Mr Bryant said assistant commissioner John Yates' evidence was 'completely disingenuous'.
Mr Bryant said assistant commissioner John Yates' evidence was 'completely disingenuous'.

By staff

Scotland Yard misled MPs on the extent of phone-hacking at the News of the World, Labour MP Chris Bryant has said.

Speaking at a debate in the House of Commons last night, Mr Bryant said assistant commissioner John Yates misled a Commons select committee by arguing the Crown Prosecution Service's (CPS) definition of phone-hacking was limited to voicemails intercepted before they were listened to by the intended recipient.

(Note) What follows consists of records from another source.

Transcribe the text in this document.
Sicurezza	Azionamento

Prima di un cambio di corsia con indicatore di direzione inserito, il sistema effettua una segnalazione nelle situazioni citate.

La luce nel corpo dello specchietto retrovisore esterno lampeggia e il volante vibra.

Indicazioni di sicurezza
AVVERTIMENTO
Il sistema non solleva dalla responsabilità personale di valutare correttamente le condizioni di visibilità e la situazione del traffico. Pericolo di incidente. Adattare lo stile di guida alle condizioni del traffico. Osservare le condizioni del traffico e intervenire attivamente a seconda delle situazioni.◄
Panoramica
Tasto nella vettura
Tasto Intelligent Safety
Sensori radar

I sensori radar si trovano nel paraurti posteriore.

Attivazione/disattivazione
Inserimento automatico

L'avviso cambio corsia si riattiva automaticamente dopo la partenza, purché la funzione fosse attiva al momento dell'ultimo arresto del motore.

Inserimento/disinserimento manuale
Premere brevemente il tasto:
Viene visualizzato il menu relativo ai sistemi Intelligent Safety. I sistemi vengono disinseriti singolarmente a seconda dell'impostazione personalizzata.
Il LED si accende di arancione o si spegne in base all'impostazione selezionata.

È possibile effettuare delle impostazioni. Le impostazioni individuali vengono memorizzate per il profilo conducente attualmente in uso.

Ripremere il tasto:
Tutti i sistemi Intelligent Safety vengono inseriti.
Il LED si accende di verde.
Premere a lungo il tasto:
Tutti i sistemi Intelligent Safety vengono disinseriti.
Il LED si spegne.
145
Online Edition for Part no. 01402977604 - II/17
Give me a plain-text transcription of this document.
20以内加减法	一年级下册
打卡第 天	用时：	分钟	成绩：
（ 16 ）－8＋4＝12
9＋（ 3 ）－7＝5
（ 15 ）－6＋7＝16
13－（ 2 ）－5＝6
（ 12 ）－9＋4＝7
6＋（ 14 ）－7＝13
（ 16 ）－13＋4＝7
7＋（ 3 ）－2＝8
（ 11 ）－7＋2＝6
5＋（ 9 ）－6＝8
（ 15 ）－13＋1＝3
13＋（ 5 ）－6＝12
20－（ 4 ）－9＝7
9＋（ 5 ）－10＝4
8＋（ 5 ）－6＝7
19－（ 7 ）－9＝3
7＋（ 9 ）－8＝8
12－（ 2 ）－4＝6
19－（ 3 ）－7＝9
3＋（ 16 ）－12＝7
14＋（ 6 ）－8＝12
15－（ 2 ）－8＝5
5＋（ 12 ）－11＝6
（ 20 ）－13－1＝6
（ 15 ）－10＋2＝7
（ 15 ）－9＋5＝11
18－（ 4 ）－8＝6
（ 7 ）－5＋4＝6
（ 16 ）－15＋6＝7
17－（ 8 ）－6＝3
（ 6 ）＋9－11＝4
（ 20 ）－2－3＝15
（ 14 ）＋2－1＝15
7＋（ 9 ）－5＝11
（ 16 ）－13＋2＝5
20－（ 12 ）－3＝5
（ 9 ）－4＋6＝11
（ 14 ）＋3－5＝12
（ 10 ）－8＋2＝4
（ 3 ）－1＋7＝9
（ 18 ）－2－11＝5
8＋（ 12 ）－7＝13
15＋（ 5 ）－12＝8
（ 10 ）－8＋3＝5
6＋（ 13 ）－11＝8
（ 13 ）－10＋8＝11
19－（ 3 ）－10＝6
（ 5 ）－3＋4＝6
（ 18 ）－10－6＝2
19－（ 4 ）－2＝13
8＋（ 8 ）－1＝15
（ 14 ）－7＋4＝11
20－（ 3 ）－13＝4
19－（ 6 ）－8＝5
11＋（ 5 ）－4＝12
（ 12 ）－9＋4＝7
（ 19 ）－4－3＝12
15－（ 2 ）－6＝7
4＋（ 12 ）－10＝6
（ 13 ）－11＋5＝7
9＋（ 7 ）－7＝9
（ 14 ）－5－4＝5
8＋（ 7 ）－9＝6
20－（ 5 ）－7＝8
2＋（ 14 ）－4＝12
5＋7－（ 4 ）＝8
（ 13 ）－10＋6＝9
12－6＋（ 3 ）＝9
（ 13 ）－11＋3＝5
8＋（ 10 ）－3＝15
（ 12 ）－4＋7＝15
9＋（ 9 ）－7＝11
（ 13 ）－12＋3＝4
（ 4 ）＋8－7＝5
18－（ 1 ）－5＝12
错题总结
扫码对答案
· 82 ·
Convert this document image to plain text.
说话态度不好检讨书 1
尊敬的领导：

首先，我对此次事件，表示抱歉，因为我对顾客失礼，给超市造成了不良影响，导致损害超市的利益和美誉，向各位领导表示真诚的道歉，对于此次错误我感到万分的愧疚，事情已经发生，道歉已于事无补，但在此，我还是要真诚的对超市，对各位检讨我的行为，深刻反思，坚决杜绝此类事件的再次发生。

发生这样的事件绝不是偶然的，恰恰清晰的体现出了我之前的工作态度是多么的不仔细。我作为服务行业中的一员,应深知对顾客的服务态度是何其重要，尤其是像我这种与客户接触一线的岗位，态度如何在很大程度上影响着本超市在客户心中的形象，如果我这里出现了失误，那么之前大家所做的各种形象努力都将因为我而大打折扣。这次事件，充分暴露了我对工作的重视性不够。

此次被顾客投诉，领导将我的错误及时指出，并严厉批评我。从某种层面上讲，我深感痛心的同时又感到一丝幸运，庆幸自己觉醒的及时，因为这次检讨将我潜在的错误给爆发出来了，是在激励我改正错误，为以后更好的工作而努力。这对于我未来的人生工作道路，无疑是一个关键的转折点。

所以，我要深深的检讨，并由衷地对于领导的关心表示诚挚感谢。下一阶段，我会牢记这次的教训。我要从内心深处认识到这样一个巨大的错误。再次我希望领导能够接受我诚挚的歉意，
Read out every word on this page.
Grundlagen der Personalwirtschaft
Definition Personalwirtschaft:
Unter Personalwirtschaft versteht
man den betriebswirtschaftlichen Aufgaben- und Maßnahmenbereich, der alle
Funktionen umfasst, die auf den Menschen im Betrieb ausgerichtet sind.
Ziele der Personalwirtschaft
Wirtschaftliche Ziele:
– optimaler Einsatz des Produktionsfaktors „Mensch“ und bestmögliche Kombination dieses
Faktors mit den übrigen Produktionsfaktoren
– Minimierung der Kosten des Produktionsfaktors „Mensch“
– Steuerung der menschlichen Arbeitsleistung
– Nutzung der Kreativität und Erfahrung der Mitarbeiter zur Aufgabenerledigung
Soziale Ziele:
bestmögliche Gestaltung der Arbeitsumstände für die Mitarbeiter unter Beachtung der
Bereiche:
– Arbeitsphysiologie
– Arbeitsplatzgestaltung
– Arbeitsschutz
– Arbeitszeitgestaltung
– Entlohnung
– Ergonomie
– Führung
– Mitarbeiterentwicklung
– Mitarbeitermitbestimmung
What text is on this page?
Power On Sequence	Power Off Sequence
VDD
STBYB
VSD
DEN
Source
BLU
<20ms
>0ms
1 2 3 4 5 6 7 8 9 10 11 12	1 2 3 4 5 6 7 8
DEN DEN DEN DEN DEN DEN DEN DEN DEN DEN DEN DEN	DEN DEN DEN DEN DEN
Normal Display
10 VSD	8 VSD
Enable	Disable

The shadow Europe minister said this underestimated the number of hacking victims and that the CPS in fact uses a wider definition that includes intercepting voicemails after they have been received.

"We now know that the evidence given to the Committee was completely disingenuous," the Labour MP said.

"Yates misled the Committee, whether deliberately or inadvertently. He used an argument that had never been relied on by the CPS or by his own officers so as to suggest that the number of victims was minuscule, whereas in fact we know and he knew that the number of potential victims is and was substantial.

"What was lacking was not possible avenues of investigation, but the will to pursue them."

The revelations that journalists at the NoW illegally intercepted celebrities' resulted in the jailing of royal editor Clive Goodman and private detective Glenn Mulcaire in 2007.

Since then a number of civil cases have brought evidence to light that the practice was more extensive, raising doubts over the vigour of Scotland Yard's original investigation.

Mr Bryant is pursuing a judicial review of the police investigation into the case.